Everyone gets their two cents. Here are mine. It's disingenuous bordering on outright insulting to say there are lots of other steadicam companies with lots of other steadicam websites.

There is one Steadicam site. It's called http://www.Tiffen.com . It's capitalized, and is a registered trademark of The Tiffen Company. Just so we're all very clear about this.

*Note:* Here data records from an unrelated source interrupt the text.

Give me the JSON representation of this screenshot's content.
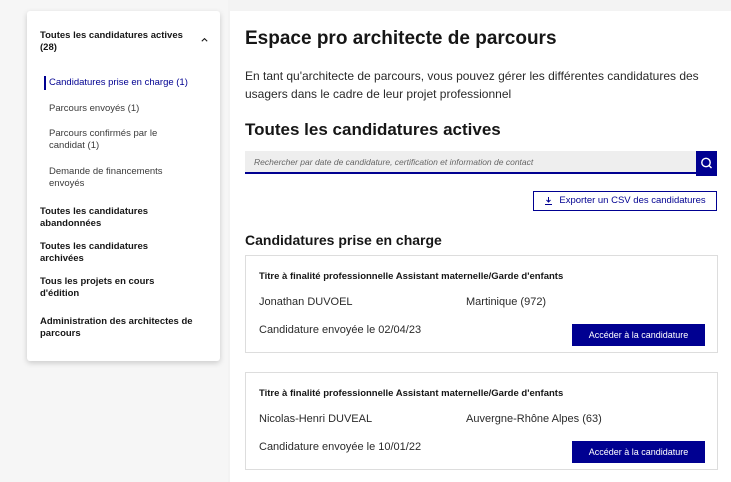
{
  "sidebar": {
    "title": "Toutes les candidatures actives (28)",
    "subitems": [
      {
        "label": "Candidatures prise en charge (1)"
      },
      {
        "label": "Parcours envoyés (1)"
      },
      {
        "label": "Parcours confirmés par le candidat (1)"
      },
      {
        "label": "Demande de financements envoyés"
      }
    ],
    "items": [
      {
        "label": "Toutes les candidatures abandonnées"
      },
      {
        "label": "Toutes les candidatures archivées"
      },
      {
        "label": "Tous les projets en cours d'édition"
      },
      {
        "label": "Administration des architectes de parcours"
      }
    ]
  },
  "main": {
    "title": "Espace pro architecte de parcours",
    "intro": "En tant qu'architecte de parcours, vous pouvez gérer les différentes candidatures des usagers dans le cadre de leur projet professionnel",
    "section_title": "Toutes les candidatures actives",
    "search_placeholder": "Rechercher par date de candidature, certification et information de contact",
    "export_label": "Exporter un CSV des candidatures",
    "list_title": "Candidatures prise en charge",
    "cards": [
      {
        "title": "Titre à finalité professionnelle Assistant maternelle/Garde d'enfants",
        "name": "Jonathan DUVOEL",
        "region": "Martinique (972)",
        "date": "Candidature envoyée le 02/04/23",
        "button": "Accéder à la candidature"
      },
      {
        "title": "Titre à finalité professionnelle Assistant maternelle/Garde d'enfants",
        "name": "Nicolas-Henri DUVEAL",
        "region": "Auvergne-Rhône Alpes (63)",
        "date": "Candidature envoyée le 10/01/22",
        "button": "Accéder à la candidature"
      }
    ]
  },
  "colors": {
    "accent": "#000091"
  }
}
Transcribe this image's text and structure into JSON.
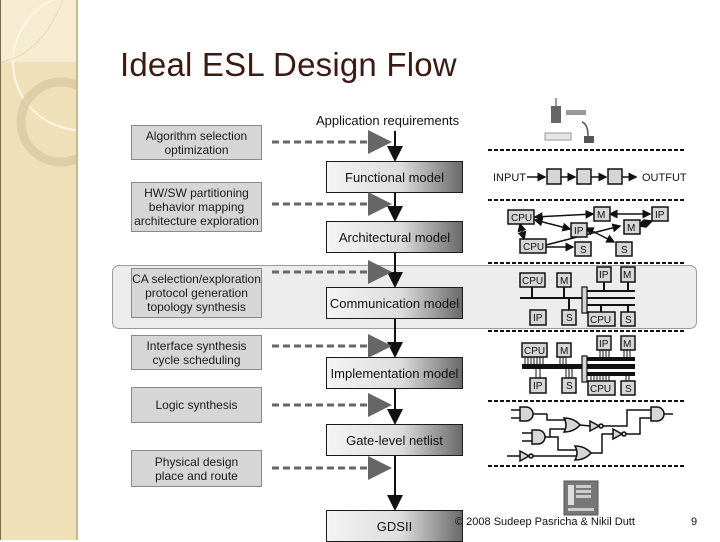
{
  "slide": {
    "title": "Ideal ESL Design Flow",
    "footer": "© 2008 Sudeep Pasricha  & Nikil Dutt",
    "page_number": "9"
  },
  "flow": {
    "top_label": "Application requirements",
    "tasks": [
      {
        "lines": [
          "Algorithm selection",
          "optimization"
        ]
      },
      {
        "lines": [
          "HW/SW partitioning",
          "behavior mapping",
          "architecture exploration"
        ]
      },
      {
        "lines": [
          "CA selection/exploration",
          "protocol generation",
          "topology synthesis"
        ]
      },
      {
        "lines": [
          "Interface synthesis",
          "cycle scheduling"
        ]
      },
      {
        "lines": [
          "Logic synthesis"
        ]
      },
      {
        "lines": [
          "Physical design",
          "place and route"
        ]
      }
    ],
    "models": [
      "Functional model",
      "Architectural model",
      "Communication model",
      "Implementation model",
      "Gate-level netlist",
      "GDSII"
    ],
    "highlighted_stage": "Communication model"
  },
  "illustrations": {
    "functional": {
      "input_label": "INPUT",
      "output_label": "OUTFUT"
    },
    "architectural": {
      "blocks": [
        "CPU",
        "M",
        "IP",
        "IP",
        "M",
        "CPU",
        "S",
        "S"
      ]
    },
    "communication": {
      "blocks": [
        "CPU",
        "M",
        "IP",
        "M",
        "IP",
        "S",
        "CPU",
        "S"
      ]
    },
    "implementation": {
      "blocks": [
        "CPU",
        "M",
        "IP",
        "M",
        "IP",
        "S",
        "CPU",
        "S"
      ]
    },
    "top_icon": "devices-icon",
    "bottom_icon": "chip-layout-icon"
  }
}
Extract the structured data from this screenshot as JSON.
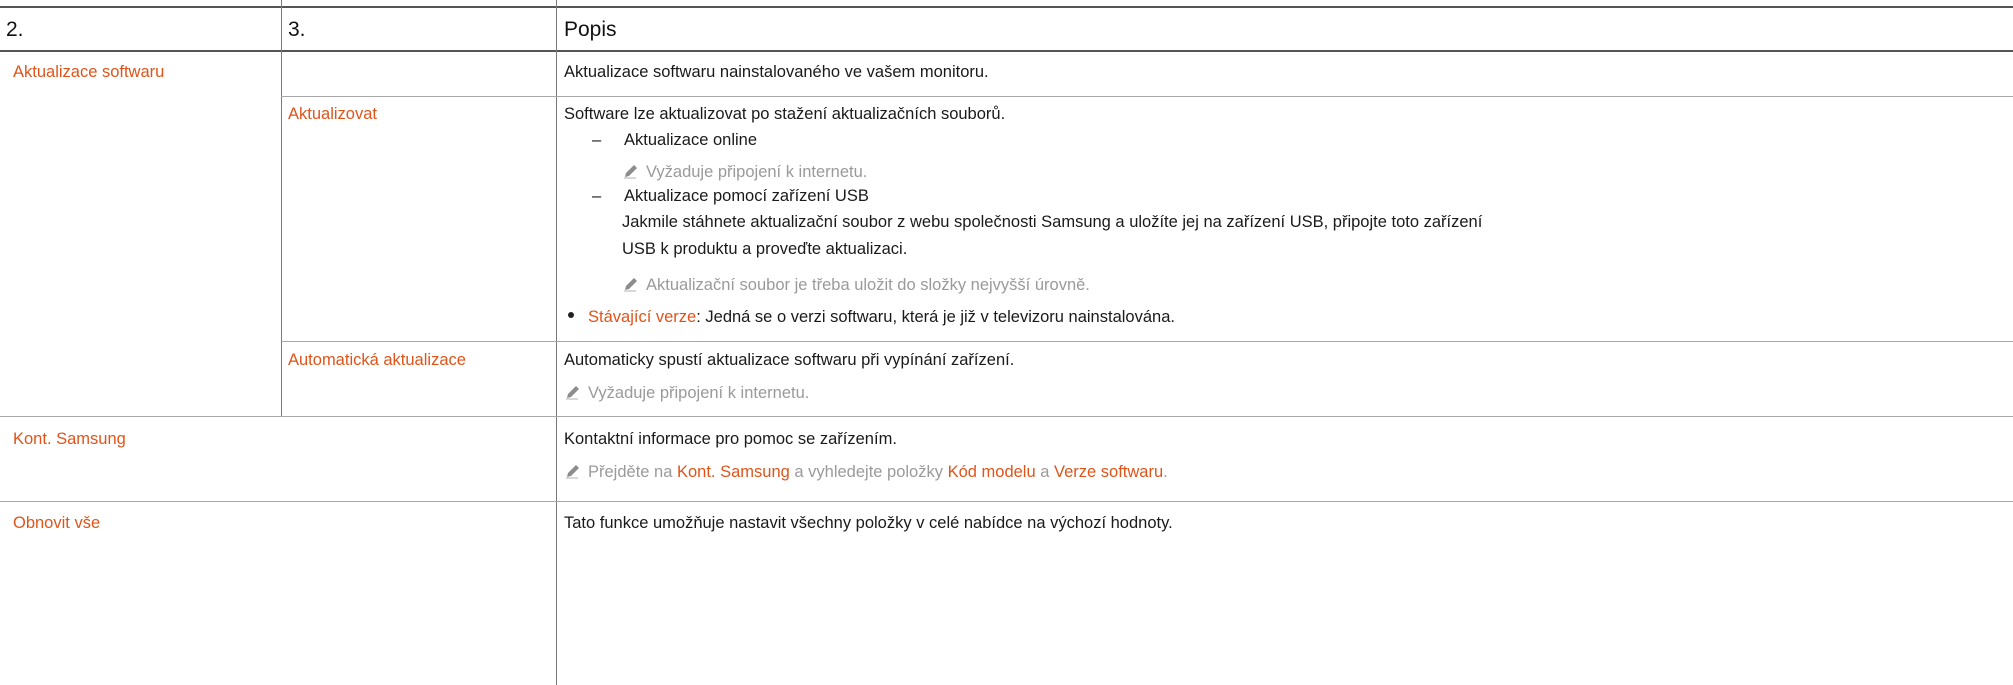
{
  "headers": {
    "col1": "2.",
    "col2": "3.",
    "col3": "Popis"
  },
  "colors": {
    "accent": "#e0541a",
    "note": "#9a9a9a"
  },
  "rows": {
    "update_software": {
      "label": "Aktualizace softwaru",
      "desc": "Aktualizace softwaru nainstalovaného ve vašem monitoru."
    },
    "update_now": {
      "label": "Aktualizovat",
      "desc": "Software lze aktualizovat po stažení aktualizačních souborů.",
      "online_dash": "–",
      "online": "Aktualizace online",
      "online_note": "Vyžaduje připojení k internetu.",
      "usb_dash": "–",
      "usb": "Aktualizace pomocí zařízení USB",
      "usb_desc_1": "Jakmile stáhnete aktualizační soubor z webu společnosti Samsung a uložíte jej na zařízení USB, připojte toto zařízení",
      "usb_desc_2": "USB k produktu a proveďte aktualizaci.",
      "usb_note": "Aktualizační soubor je třeba uložit do složky nejvyšší úrovně.",
      "current_version_label": "Stávající verze",
      "current_version_text": ": Jedná se o verzi softwaru, která je již v televizoru nainstalována."
    },
    "auto_update": {
      "label": "Automatická aktualizace",
      "desc": "Automaticky spustí aktualizace softwaru při vypínání zařízení.",
      "note": "Vyžaduje připojení k internetu."
    },
    "contact": {
      "label": "Kont. Samsung",
      "desc": "Kontaktní informace pro pomoc se zařízením.",
      "note_prefix": "Přejděte na ",
      "note_link1": "Kont. Samsung",
      "note_mid": " a vyhledejte položky ",
      "note_link2": "Kód modelu",
      "note_and": " a ",
      "note_link3": "Verze softwaru",
      "note_end": "."
    },
    "reset": {
      "label": "Obnovit vše",
      "desc": "Tato funkce umožňuje nastavit všechny položky v celé nabídce na výchozí hodnoty."
    }
  }
}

There are folks all over the planet claiming to make Steadicams. They're not. They're making their interpretation on a given situation and accessable ( or, outright stolen.... ) set of designs and ideas. They're each using their minds and desires to solve the same problem set. Some solutions are poor bastard substitutes, some are astonishingly fine or clever. Some are baldfaced theft. Free Market Society and all of that.

However, there are not many steadicam companies out there.

The comments about finding the dividing line between the very high-end Vector and the basic Ultra are good ones. I'd encourage you to fly both systems ( with G-50 arms, of course ) and talk to Owner/Ops of both systems before you chose which one you will go with.

The Vector is a very robust system from what I have seen of it. I haven't ( and, cannot ) flown it but have handled it out of the box and poked around at it.

The Ultra is, well. God. It's the Ultra. You will love owning either system.

Peter Abraham
New York

Well, Afton is surely right on the money.

It's wiser to buy ANY rig having been educated as to how Operating works. Consider a good Workshop as a part of the cost of getting into the Steadicam business. It is not a luxury, but rather a necessity for taking the first good solid steps on the road to perfecting our Gentle Art.

:)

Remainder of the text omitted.